Consider alignment. The field currently discusses alignment largely in terms of objectives and rules layered on top of a model’s behavior. A geometric view suggests a complementary angle: undesirable behaviors may correspond to reachable regions in semantic space, safe behavior may be a constraint on allowed trajectories, and interventions might be framed as reshaping geometry — smoothing cliffs, widening basins, separating hazardous attractors from benign ones. This is speculative, but it is the kind of speculation that becomes testable once you have the measurement tools.

Consider translation. If different languages induce genuinely different semantic topologies — different folds, densities, and neighborhood structures — then translation is not just mapping words to words. It is mapping regions to regions while respecting geometry: preserving conceptual neighborhoods, preserving entailment-like structure, preserving culturally salient separations that are “far apart” in one language but collapsed in another. Translation becomes a manifold-mapping problem, not merely a sequence-to-sequence problem. And the failures of current machine translation — the places where the output is fluent but subtly wrong in meaning — may be precisely the places where the geometric mismatch is largest.

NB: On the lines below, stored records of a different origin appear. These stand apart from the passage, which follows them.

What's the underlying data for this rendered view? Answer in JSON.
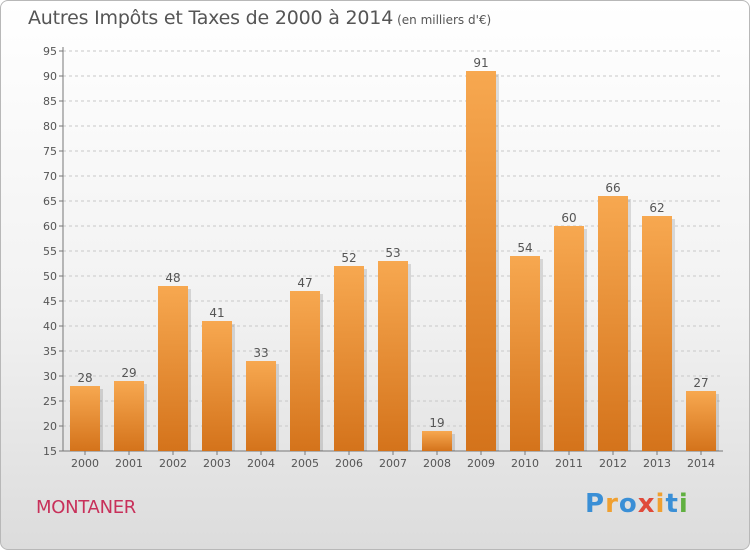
{
  "title": "Autres Impôts et Taxes de 2000 à 2014",
  "subtitle": "(en milliers d'€)",
  "town": "MONTANER",
  "logo": {
    "text": "Proxiti",
    "colors": [
      "#3a8fd6",
      "#f0a030",
      "#3a8fd6",
      "#e04a3a",
      "#f0a030",
      "#3a8fd6",
      "#60b040"
    ]
  },
  "colors": {
    "bar_top": "#f7a850",
    "bar_bottom": "#d4731b",
    "grid": "#c8c8c8",
    "text": "#555555"
  },
  "chart_data": {
    "type": "bar",
    "title": "Autres Impôts et Taxes de 2000 à 2014",
    "subtitle": "(en milliers d'€)",
    "categories": [
      "2000",
      "2001",
      "2002",
      "2003",
      "2004",
      "2005",
      "2006",
      "2007",
      "2008",
      "2009",
      "2010",
      "2011",
      "2012",
      "2013",
      "2014"
    ],
    "values": [
      28,
      29,
      48,
      41,
      33,
      47,
      52,
      53,
      19,
      91,
      54,
      60,
      66,
      62,
      27
    ],
    "ylim": [
      15,
      95
    ],
    "yticks": [
      15,
      20,
      25,
      30,
      35,
      40,
      45,
      50,
      55,
      60,
      65,
      70,
      75,
      80,
      85,
      90,
      95
    ],
    "grid": "dashed horizontal",
    "data_labels": true
  }
}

And consider something more speculative still. Next-token prediction, the engine that drives current language models, is powerful but fundamentally local and syntactic. A geometric approach hints at a higher-level operation: moving not to the next word but to the next coherent semantic region, treating meaning as evolving within a landscape of concept basins, predicting transitions between structured conceptual sets rather than between individual tokens. “Next semantic convexity” is a placeholder phrase, but it names a real possibility — semantic generation guided by the structure of thought rather than the surface of text.

The tick, the model, and the space between

Uexküll’s great insight was that an organism’s world is not the world. It is the world as structured by that organism’s capacities — sensory, motor, cognitive. The tick does not experience a degraded version of human reality. It experiences tick-reality, which is a different manifold entirely, defined by a different geometry of relevance.

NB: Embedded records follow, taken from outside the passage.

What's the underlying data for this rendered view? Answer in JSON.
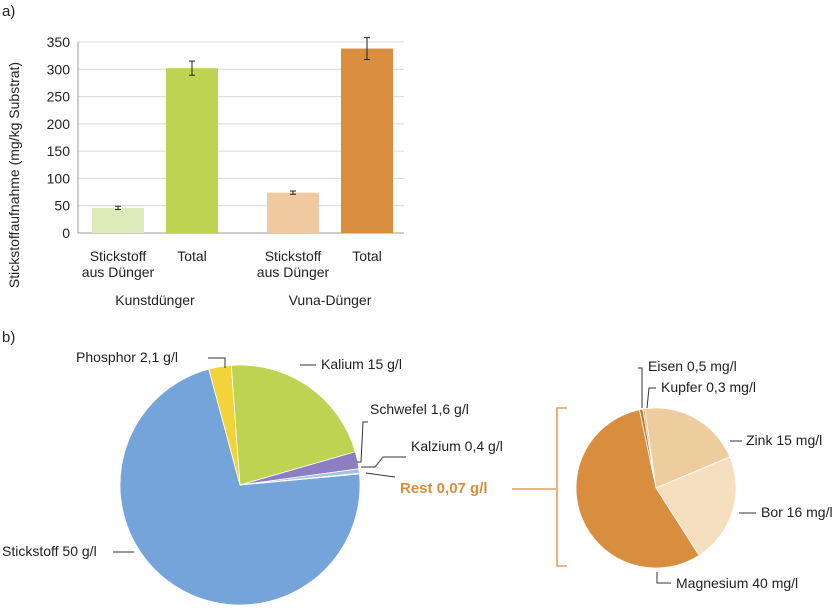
{
  "panel_a_label": "a)",
  "panel_b_label": "b)",
  "chart_data": [
    {
      "type": "bar",
      "ylabel": "Stickstoffaufnahme (mg/kg Substrat)",
      "ylim": [
        0,
        350
      ],
      "yticks": [
        0,
        50,
        100,
        150,
        200,
        250,
        300,
        350
      ],
      "groups": [
        {
          "name": "Kunstdünger",
          "bars": [
            {
              "label_lines": [
                "Stickstoff",
                "aus Dünger"
              ],
              "value": 46,
              "error": 3,
              "color": "#dcebb9"
            },
            {
              "label_lines": [
                "Total"
              ],
              "value": 302,
              "error": 13,
              "color": "#bed352"
            }
          ]
        },
        {
          "name": "Vuna-Dünger",
          "bars": [
            {
              "label_lines": [
                "Stickstoff",
                "aus Dünger"
              ],
              "value": 74,
              "error": 3,
              "color": "#f0c9a0"
            },
            {
              "label_lines": [
                "Total"
              ],
              "value": 338,
              "error": 20,
              "color": "#d98d3e"
            }
          ]
        }
      ]
    },
    {
      "type": "pie",
      "slices": [
        {
          "label": "Stickstoff 50 g/l",
          "value": 50,
          "color": "#74a4d9"
        },
        {
          "label": "Phosphor 2,1 g/l",
          "value": 2.1,
          "color": "#f2d43a"
        },
        {
          "label": "Kalium 15 g/l",
          "value": 15,
          "color": "#bed352"
        },
        {
          "label": "Schwefel 1,6 g/l",
          "value": 1.6,
          "color": "#8c7ec0"
        },
        {
          "label": "Kalzium 0,4 g/l",
          "value": 0.4,
          "color": "#9fc0e8"
        },
        {
          "label": "Rest 0,07 g/l",
          "value": 0.07,
          "color": "#d98d3e"
        }
      ]
    },
    {
      "type": "pie",
      "title": "Rest 0,07 g/l",
      "slices": [
        {
          "label": "Eisen 0,5 mg/l",
          "value": 0.5,
          "color": "#ca7430"
        },
        {
          "label": "Kupfer 0,3 mg/l",
          "value": 0.3,
          "color": "#e8a866"
        },
        {
          "label": "Zink 15 mg/l",
          "value": 15,
          "color": "#edcc9e"
        },
        {
          "label": "Bor 16 mg/l",
          "value": 16,
          "color": "#f5dfbe"
        },
        {
          "label": "Magnesium 40 mg/l",
          "value": 40,
          "color": "#d98d3e"
        }
      ]
    }
  ]
}
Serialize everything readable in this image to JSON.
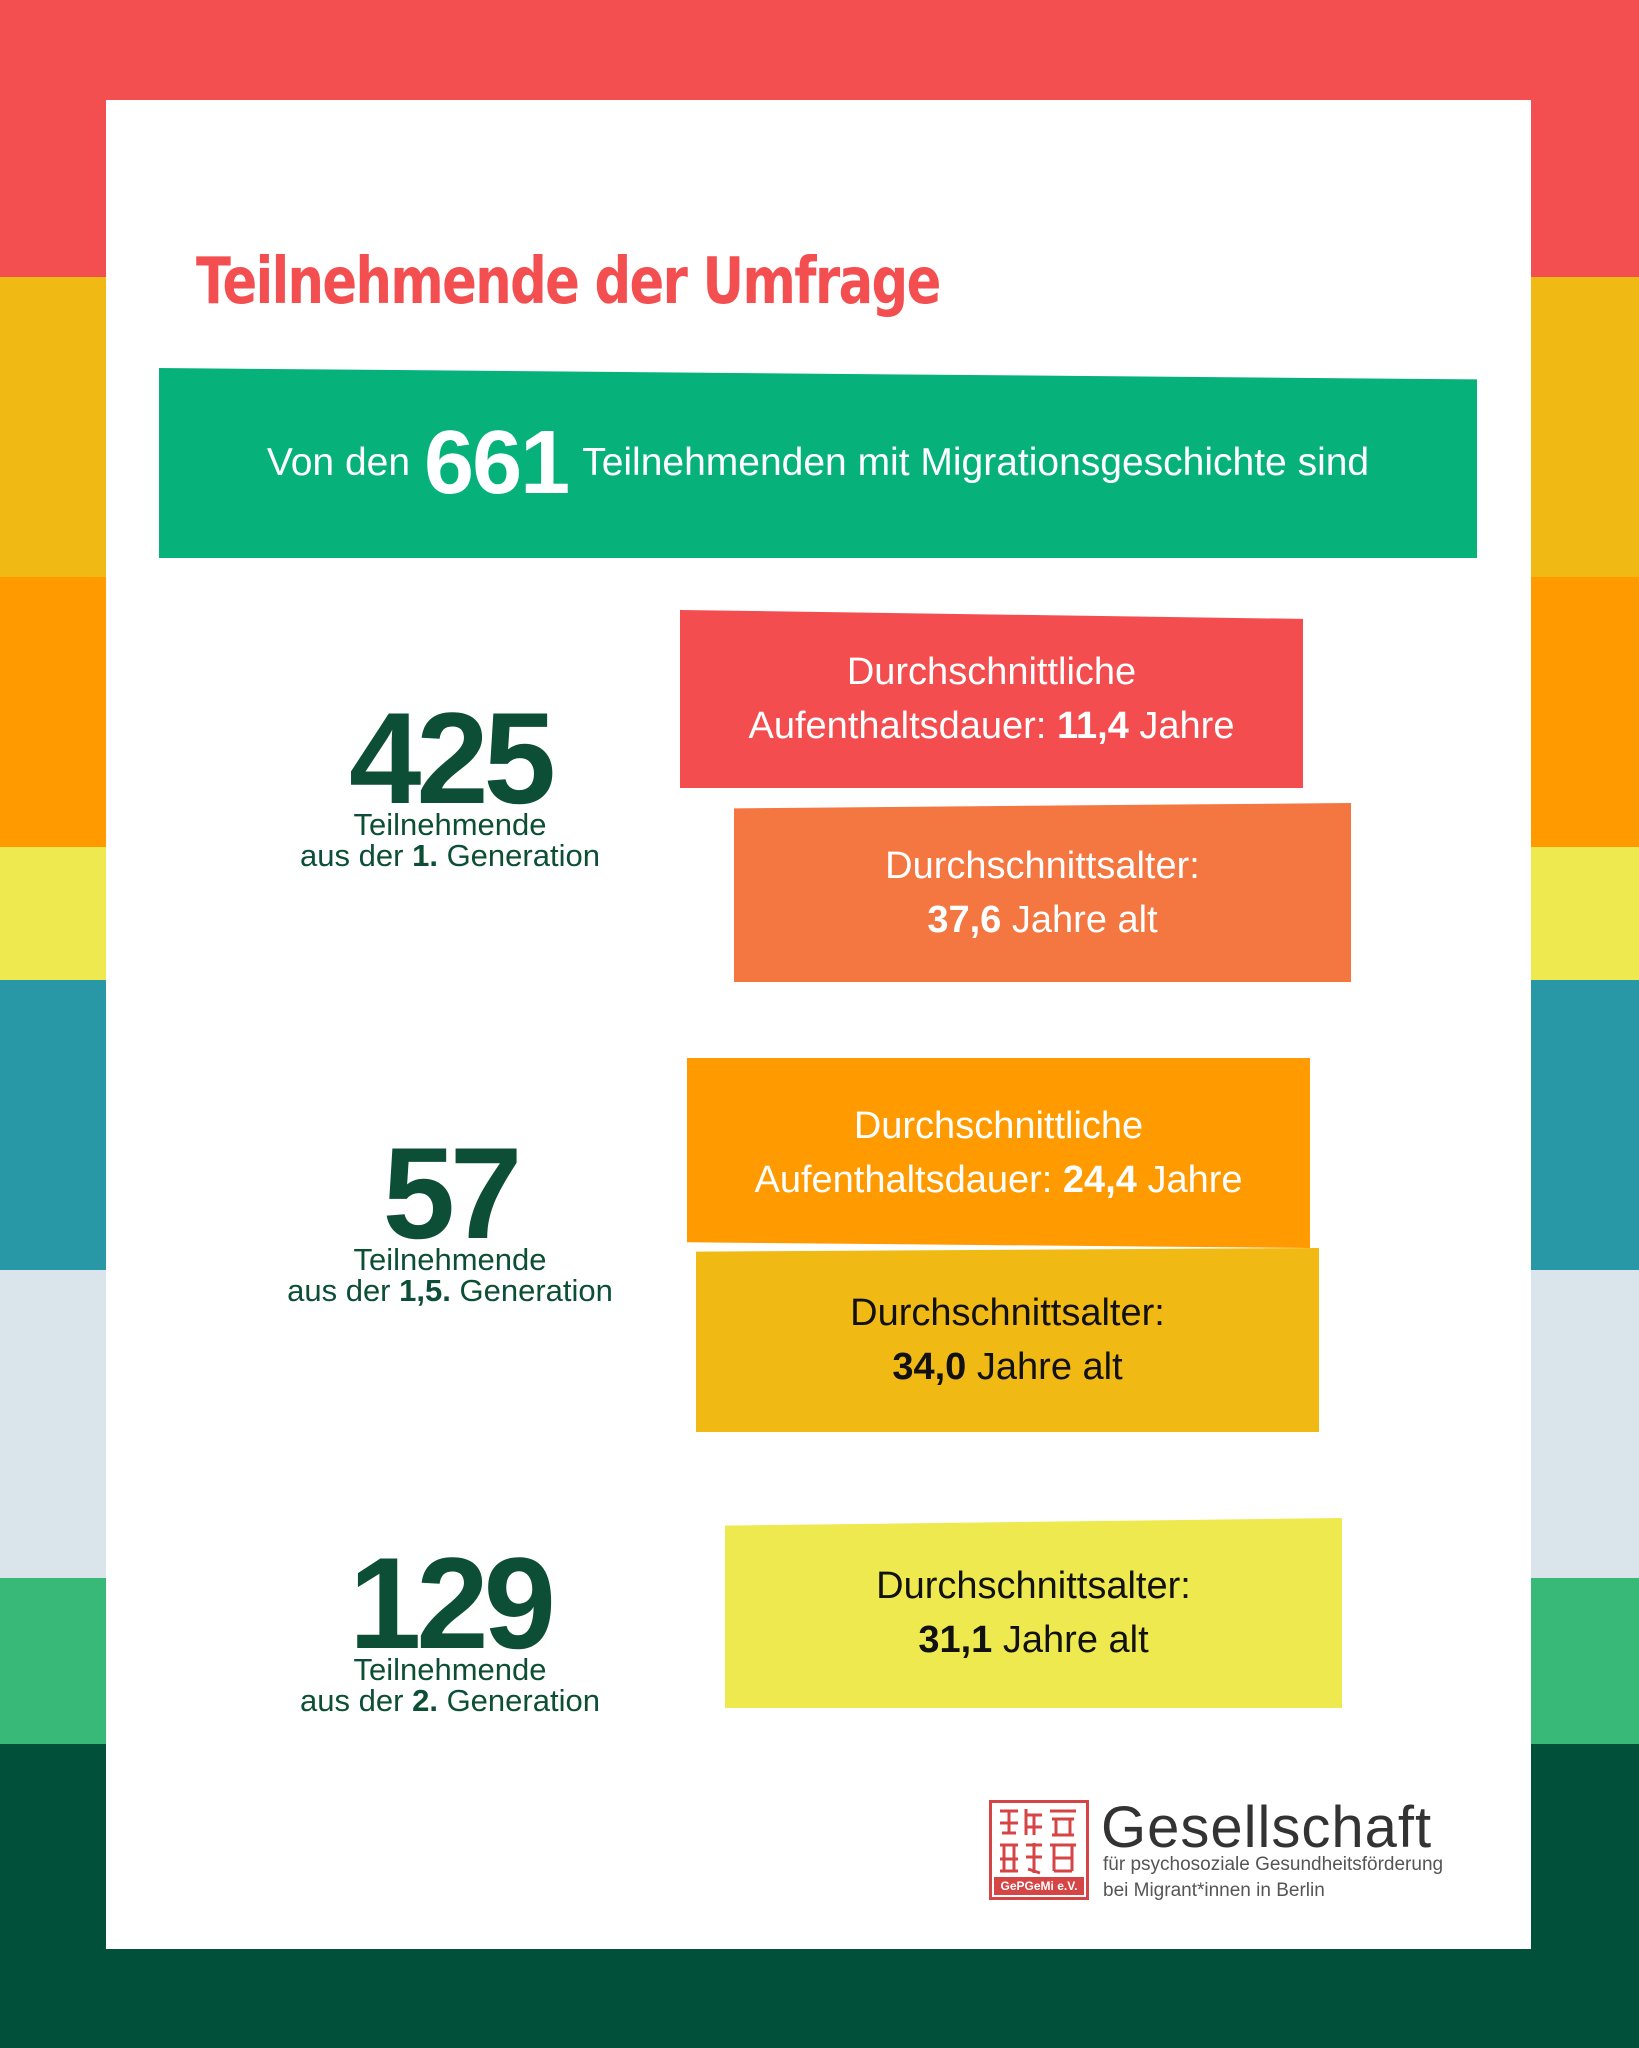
{
  "colors": {
    "stripes": [
      "#f34f50",
      "#f0b914",
      "#ff9a00",
      "#eee94e",
      "#2897a6",
      "#dae5eb",
      "#38b977",
      "#00503a"
    ],
    "title": "#f34e50",
    "banner": "#06b27a",
    "dark_green": "#0d4f36",
    "box_red": "#f34d50",
    "box_orange": "#f47640",
    "box_amber": "#ff9a00",
    "box_gold": "#f0b914",
    "box_yellow": "#eee94e"
  },
  "title": "Teilnehmende der Umfrage",
  "banner": {
    "prefix": "Von den",
    "number": "661",
    "suffix": "Teilnehmenden mit Migrationsgeschichte sind"
  },
  "groups": [
    {
      "count": "425",
      "label": "Teilnehmende",
      "gen_prefix": "aus der",
      "gen_bold": "1.",
      "gen_suffix": "Generation",
      "stay": {
        "line1": "Durchschnittliche",
        "line2": "Aufenthaltsdauer:",
        "value": "11,4",
        "unit": "Jahre"
      },
      "age": {
        "line1": "Durchschnittsalter:",
        "value": "37,6",
        "unit": "Jahre alt"
      }
    },
    {
      "count": "57",
      "label": "Teilnehmende",
      "gen_prefix": "aus der",
      "gen_bold": "1,5.",
      "gen_suffix": "Generation",
      "stay": {
        "line1": "Durchschnittliche",
        "line2": "Aufenthaltsdauer:",
        "value": "24,4",
        "unit": "Jahre"
      },
      "age": {
        "line1": "Durchschnittsalter:",
        "value": "34,0",
        "unit": "Jahre alt"
      }
    },
    {
      "count": "129",
      "label": "Teilnehmende",
      "gen_prefix": "aus der",
      "gen_bold": "2.",
      "gen_suffix": "Generation",
      "age": {
        "line1": "Durchschnittsalter:",
        "value": "31,1",
        "unit": "Jahre alt"
      }
    }
  ],
  "logo": {
    "seal_text": "GePGeMi e.V.",
    "name": "Gesellschaft",
    "line1": "für psychosoziale Gesundheitsförderung",
    "line2": "bei Migrant*innen in Berlin"
  }
}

The geometric Whorfian hypothesis extends this insight from biology into language and cognition. A language does not provide a neutral window onto a shared reality. It provides a shaped window — a semantic manifold with its own curvature, its own metric, its own geodesics along which thought travels most naturally. English-speakers and Russian-speakers do not merely use different words for the same meanings. They inhabit semantic spaces with different local structure, and those structural differences constrain reasoning, association, analogy, and inference in ways that are measurable if you have the right instruments.

This means that disagreement is not always misinformation. Sometimes it is geometry mismatch — two people navigating the same question through semantic spaces that carve the territory differently. Misunderstanding is not always missing facts. Sometimes it is navigating the wrong manifold. Persuasion is not always evidence. Sometimes it is a forced remapping of distances and saliences — a deformation of someone’s semantic geometry that makes previously distant conclusions feel nearby.

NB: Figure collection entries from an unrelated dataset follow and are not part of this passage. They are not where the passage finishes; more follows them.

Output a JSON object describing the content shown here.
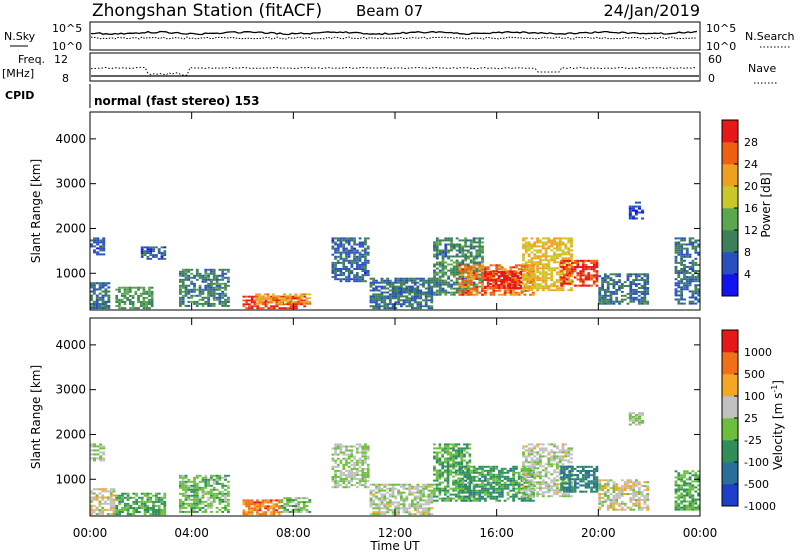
{
  "header": {
    "station": "Zhongshan Station (fitACF)",
    "beam": "Beam 07",
    "date": "24/Jan/2019"
  },
  "top_panels": {
    "nsky_label": "N.Sky",
    "nsky_ticks": [
      "10^5",
      "10^0"
    ],
    "nsearch_label": "N.Search",
    "nsearch_ticks": [
      "10^5",
      "10^0"
    ],
    "freq_label": "Freq.",
    "freq_unit": "[MHz]",
    "freq_ticks": [
      "12",
      "8"
    ],
    "nave_label": "Nave",
    "nave_ticks": [
      "60",
      "0"
    ],
    "cpid_label": "CPID",
    "cpid_text": "normal (fast stereo) 153"
  },
  "chart_data": [
    {
      "type": "heatmap",
      "name": "power",
      "ylabel": "Slant Range [km]",
      "xlabel": "Time UT",
      "x_ticks": [
        "00:00",
        "04:00",
        "08:00",
        "12:00",
        "16:00",
        "20:00",
        "00:00"
      ],
      "xlim_hours": [
        0,
        24
      ],
      "ylim": [
        180,
        4600
      ],
      "y_ticks": [
        1000,
        2000,
        3000,
        4000
      ],
      "colorbar": {
        "label": "Power [dB]",
        "ticks": [
          "4",
          "8",
          "12",
          "16",
          "20",
          "24",
          "28"
        ],
        "range": [
          0,
          30
        ],
        "colors": [
          "#1313f0",
          "#2a50c0",
          "#3c7f58",
          "#5aa84e",
          "#c8c828",
          "#f0a020",
          "#f06010",
          "#e81818"
        ]
      },
      "regions": [
        {
          "t0": 0.0,
          "t1": 0.8,
          "r0": 200,
          "r1": 800,
          "v": 8
        },
        {
          "t0": 0.0,
          "t1": 0.6,
          "r0": 1400,
          "r1": 1800,
          "v": 6
        },
        {
          "t0": 1.0,
          "t1": 2.5,
          "r0": 200,
          "r1": 700,
          "v": 11
        },
        {
          "t0": 2.0,
          "t1": 3.0,
          "r0": 1300,
          "r1": 1600,
          "v": 6
        },
        {
          "t0": 3.5,
          "t1": 5.5,
          "r0": 250,
          "r1": 1100,
          "v": 9
        },
        {
          "t0": 6.0,
          "t1": 8.5,
          "r0": 200,
          "r1": 500,
          "v": 28
        },
        {
          "t0": 6.5,
          "t1": 8.7,
          "r0": 300,
          "r1": 550,
          "v": 20
        },
        {
          "t0": 9.5,
          "t1": 11.0,
          "r0": 800,
          "r1": 1800,
          "v": 7
        },
        {
          "t0": 11.0,
          "t1": 13.5,
          "r0": 200,
          "r1": 900,
          "v": 8
        },
        {
          "t0": 13.5,
          "t1": 15.5,
          "r0": 500,
          "r1": 1800,
          "v": 10
        },
        {
          "t0": 14.5,
          "t1": 17.5,
          "r0": 500,
          "r1": 1200,
          "v": 24
        },
        {
          "t0": 15.5,
          "t1": 17.0,
          "r0": 650,
          "r1": 1050,
          "v": 28
        },
        {
          "t0": 17.0,
          "t1": 19.0,
          "r0": 600,
          "r1": 1800,
          "v": 19
        },
        {
          "t0": 18.5,
          "t1": 20.0,
          "r0": 700,
          "r1": 1300,
          "v": 27
        },
        {
          "t0": 20.0,
          "t1": 22.0,
          "r0": 300,
          "r1": 1000,
          "v": 8
        },
        {
          "t0": 21.2,
          "t1": 21.8,
          "r0": 2200,
          "r1": 2600,
          "v": 4
        },
        {
          "t0": 23.0,
          "t1": 24.0,
          "r0": 300,
          "r1": 1800,
          "v": 8
        }
      ]
    },
    {
      "type": "heatmap",
      "name": "velocity",
      "ylabel": "Slant Range [km]",
      "xlabel": "Time UT",
      "x_ticks": [
        "00:00",
        "04:00",
        "08:00",
        "12:00",
        "16:00",
        "20:00",
        "00:00"
      ],
      "xlim_hours": [
        0,
        24
      ],
      "ylim": [
        180,
        4600
      ],
      "y_ticks": [
        1000,
        2000,
        3000,
        4000
      ],
      "colorbar": {
        "label": "Velocity [m s^-1]",
        "ticks": [
          "1000",
          "500",
          "100",
          "25",
          "-25",
          "-100",
          "-500",
          "-1000"
        ],
        "range": [
          -1200,
          1200
        ],
        "colors": [
          "#1f3fc8",
          "#2a6f9a",
          "#2f8f5a",
          "#6cbf3c",
          "#c0c0c0",
          "#f5a623",
          "#f07018",
          "#e81818"
        ]
      },
      "regions": [
        {
          "t0": 0.0,
          "t1": 1.0,
          "r0": 200,
          "r1": 800,
          "v": 200
        },
        {
          "t0": 0.0,
          "t1": 0.6,
          "r0": 1400,
          "r1": 1800,
          "v": 0
        },
        {
          "t0": 1.0,
          "t1": 3.0,
          "r0": 200,
          "r1": 700,
          "v": -300
        },
        {
          "t0": 3.5,
          "t1": 5.5,
          "r0": 250,
          "r1": 1100,
          "v": -200
        },
        {
          "t0": 6.0,
          "t1": 7.5,
          "r0": 200,
          "r1": 550,
          "v": 700
        },
        {
          "t0": 7.5,
          "t1": 8.7,
          "r0": 250,
          "r1": 600,
          "v": -150
        },
        {
          "t0": 9.5,
          "t1": 11.0,
          "r0": 800,
          "r1": 1800,
          "v": 10
        },
        {
          "t0": 11.0,
          "t1": 13.5,
          "r0": 200,
          "r1": 900,
          "v": 60
        },
        {
          "t0": 13.5,
          "t1": 15.0,
          "r0": 500,
          "r1": 1800,
          "v": -300
        },
        {
          "t0": 14.5,
          "t1": 17.5,
          "r0": 500,
          "r1": 1300,
          "v": -400
        },
        {
          "t0": 17.0,
          "t1": 19.0,
          "r0": 600,
          "r1": 1800,
          "v": 80
        },
        {
          "t0": 18.5,
          "t1": 20.0,
          "r0": 700,
          "r1": 1300,
          "v": -600
        },
        {
          "t0": 20.0,
          "t1": 22.0,
          "r0": 300,
          "r1": 1000,
          "v": 150
        },
        {
          "t0": 21.2,
          "t1": 21.8,
          "r0": 2200,
          "r1": 2500,
          "v": 0
        },
        {
          "t0": 23.0,
          "t1": 24.0,
          "r0": 300,
          "r1": 1200,
          "v": -300
        }
      ]
    }
  ]
}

These are large claims. They may be wrong. And that is precisely the point.

We started this project because the idea is too important to leave as metaphor. “Worldview” usually lives in essays, arguments, and therapy sessions. That is appropriate — worldview is a lived thing. But it is also a structural thing, and structure can be measured. The Umwelt project is a bet that we can specify the geometry we claim exists, compute with it, validate it against reality, and use it to build better interpretability and better tools.

Not as a manifesto. As an instrument.

We will publish results as we get them — including the ones that break our favorite stories. The universe does not owe us curvature. But if it is there, we intend to measure it.